The Living Planet Index
The latest edition of the Living Planet Index compiled by the Zoological Society of London (ZSL) warns monitored global populations of amphibians, birds, fish, mammals and reptiles have seen an average decline of 73 per cent in 50 years. These declines have been driven by human activities such as habitat destruction for food production, and are now being compounded by climate change.
The index forms part of WWF’s latest Living Planet report, which calls for urgent action to transform food production, energy and finance systems that lie behind the declines in nature – on which humanity depends for its survival.
Tipping Point
The report, released as countries prepare to meet for UN Cop16 and Cop29 meetings on nature and climate, warns tipping points are fast approaching, where impacts on a natural system reach a threshold, triggering major and potentially irreversible change.

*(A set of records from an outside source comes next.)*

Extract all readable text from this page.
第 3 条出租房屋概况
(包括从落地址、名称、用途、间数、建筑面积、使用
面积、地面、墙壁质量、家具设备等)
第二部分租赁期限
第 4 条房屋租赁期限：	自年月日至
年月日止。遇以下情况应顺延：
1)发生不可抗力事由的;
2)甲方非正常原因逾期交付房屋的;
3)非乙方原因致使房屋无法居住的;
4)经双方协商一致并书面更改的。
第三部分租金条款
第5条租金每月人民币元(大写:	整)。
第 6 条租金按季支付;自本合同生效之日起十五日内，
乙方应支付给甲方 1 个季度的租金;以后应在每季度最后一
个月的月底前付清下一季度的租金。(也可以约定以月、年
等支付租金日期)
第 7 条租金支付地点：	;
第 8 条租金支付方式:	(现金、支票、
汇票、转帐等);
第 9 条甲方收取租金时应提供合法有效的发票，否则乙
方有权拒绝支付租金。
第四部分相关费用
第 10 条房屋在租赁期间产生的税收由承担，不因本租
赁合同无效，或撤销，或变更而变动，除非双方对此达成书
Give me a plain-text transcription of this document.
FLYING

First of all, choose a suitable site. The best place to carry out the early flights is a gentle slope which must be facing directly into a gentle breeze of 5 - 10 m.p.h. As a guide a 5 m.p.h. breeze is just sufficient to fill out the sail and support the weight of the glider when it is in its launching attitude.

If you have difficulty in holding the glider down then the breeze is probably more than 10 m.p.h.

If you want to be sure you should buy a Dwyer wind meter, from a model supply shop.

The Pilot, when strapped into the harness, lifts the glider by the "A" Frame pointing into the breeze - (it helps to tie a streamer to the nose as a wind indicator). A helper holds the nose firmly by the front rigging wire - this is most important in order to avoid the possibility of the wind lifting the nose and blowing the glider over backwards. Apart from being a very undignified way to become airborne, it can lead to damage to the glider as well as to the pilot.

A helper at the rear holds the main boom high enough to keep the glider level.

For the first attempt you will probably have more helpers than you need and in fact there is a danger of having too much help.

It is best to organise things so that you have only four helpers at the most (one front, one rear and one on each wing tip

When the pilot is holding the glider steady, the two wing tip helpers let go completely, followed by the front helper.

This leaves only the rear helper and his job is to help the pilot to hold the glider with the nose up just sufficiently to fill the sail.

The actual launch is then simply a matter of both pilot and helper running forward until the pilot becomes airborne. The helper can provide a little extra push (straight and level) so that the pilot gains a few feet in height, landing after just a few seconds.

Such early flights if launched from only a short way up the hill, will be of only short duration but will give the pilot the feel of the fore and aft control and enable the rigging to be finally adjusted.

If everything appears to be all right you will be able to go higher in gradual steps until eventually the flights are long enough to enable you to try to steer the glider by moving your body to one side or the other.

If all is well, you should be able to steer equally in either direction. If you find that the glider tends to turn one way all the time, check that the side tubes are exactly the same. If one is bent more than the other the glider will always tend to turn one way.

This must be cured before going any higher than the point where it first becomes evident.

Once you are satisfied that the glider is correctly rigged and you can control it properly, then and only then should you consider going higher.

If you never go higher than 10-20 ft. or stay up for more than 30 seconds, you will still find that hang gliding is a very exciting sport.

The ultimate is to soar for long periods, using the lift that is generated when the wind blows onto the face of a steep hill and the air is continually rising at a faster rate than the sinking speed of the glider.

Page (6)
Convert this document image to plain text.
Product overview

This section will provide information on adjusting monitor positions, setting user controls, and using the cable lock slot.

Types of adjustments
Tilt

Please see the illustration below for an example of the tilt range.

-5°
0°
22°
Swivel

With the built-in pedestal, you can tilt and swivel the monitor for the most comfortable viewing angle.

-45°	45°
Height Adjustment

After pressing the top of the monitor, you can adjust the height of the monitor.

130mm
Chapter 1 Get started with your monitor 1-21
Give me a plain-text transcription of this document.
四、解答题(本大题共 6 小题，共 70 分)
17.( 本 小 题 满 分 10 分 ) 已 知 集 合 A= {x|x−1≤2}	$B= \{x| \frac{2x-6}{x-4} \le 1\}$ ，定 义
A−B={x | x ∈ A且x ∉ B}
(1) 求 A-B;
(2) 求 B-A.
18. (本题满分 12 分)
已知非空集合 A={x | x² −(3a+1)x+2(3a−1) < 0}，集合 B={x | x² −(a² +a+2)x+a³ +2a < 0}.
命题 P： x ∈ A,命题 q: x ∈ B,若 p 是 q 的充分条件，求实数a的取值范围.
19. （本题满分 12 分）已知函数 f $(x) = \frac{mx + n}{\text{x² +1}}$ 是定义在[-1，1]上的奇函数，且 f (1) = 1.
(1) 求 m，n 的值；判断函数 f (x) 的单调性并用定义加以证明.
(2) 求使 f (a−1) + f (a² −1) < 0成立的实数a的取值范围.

These include mass die-off of corals which would destroy fisheries and storm protection for millions of people in coastal communities, while the melting of the Greenland and West Antarctic ice sheets would unleash many meters of sea level rise.
In the Amazon, deforestation and climate change could soon lead to a point where it is no longer suitable for tropical rainforest, causing a tipping point which would emit huge amounts of carbon and alter global weather patterns.
Global Declines
The Living Planet Index, which draws on data from 35,000 population trends and 5,495 species shows Latin America and the Caribbean have seen the fastest declines in wildlife, with average wildlife populations drop 95 per cent in 50 years. While declines have been less dramatic in Europe and North America, this reflects that large-scale impacts on nature had already taken place before 1970 in those parts of the world, the report says.
Mike Barrett, WWF chief scientific adviser, said the 73 per cent decline was “really shocking”. “It’s not just the Living Planet Index, all globally recognized indicators tell exactly the same stories, whether we’re talking about population abundance, about species diversity, extinction rates, or the extent and intactness of natural habitats, these all tell us that nature is in free fall,” he said.
Conservation Efforts
The report highlights tumbling populations for creatures from nesting female hawksbill turtles in the Great Barrier Reef to Amazon pink river dolphins in Brazil. It also highlights some conservation bright spots including increases in mountain gorillas in Virunga mountains in East Africa, and the comeback of European Bison populations in central Europe, but warns they are not enough amid a backdrop of widespread habitat destruction.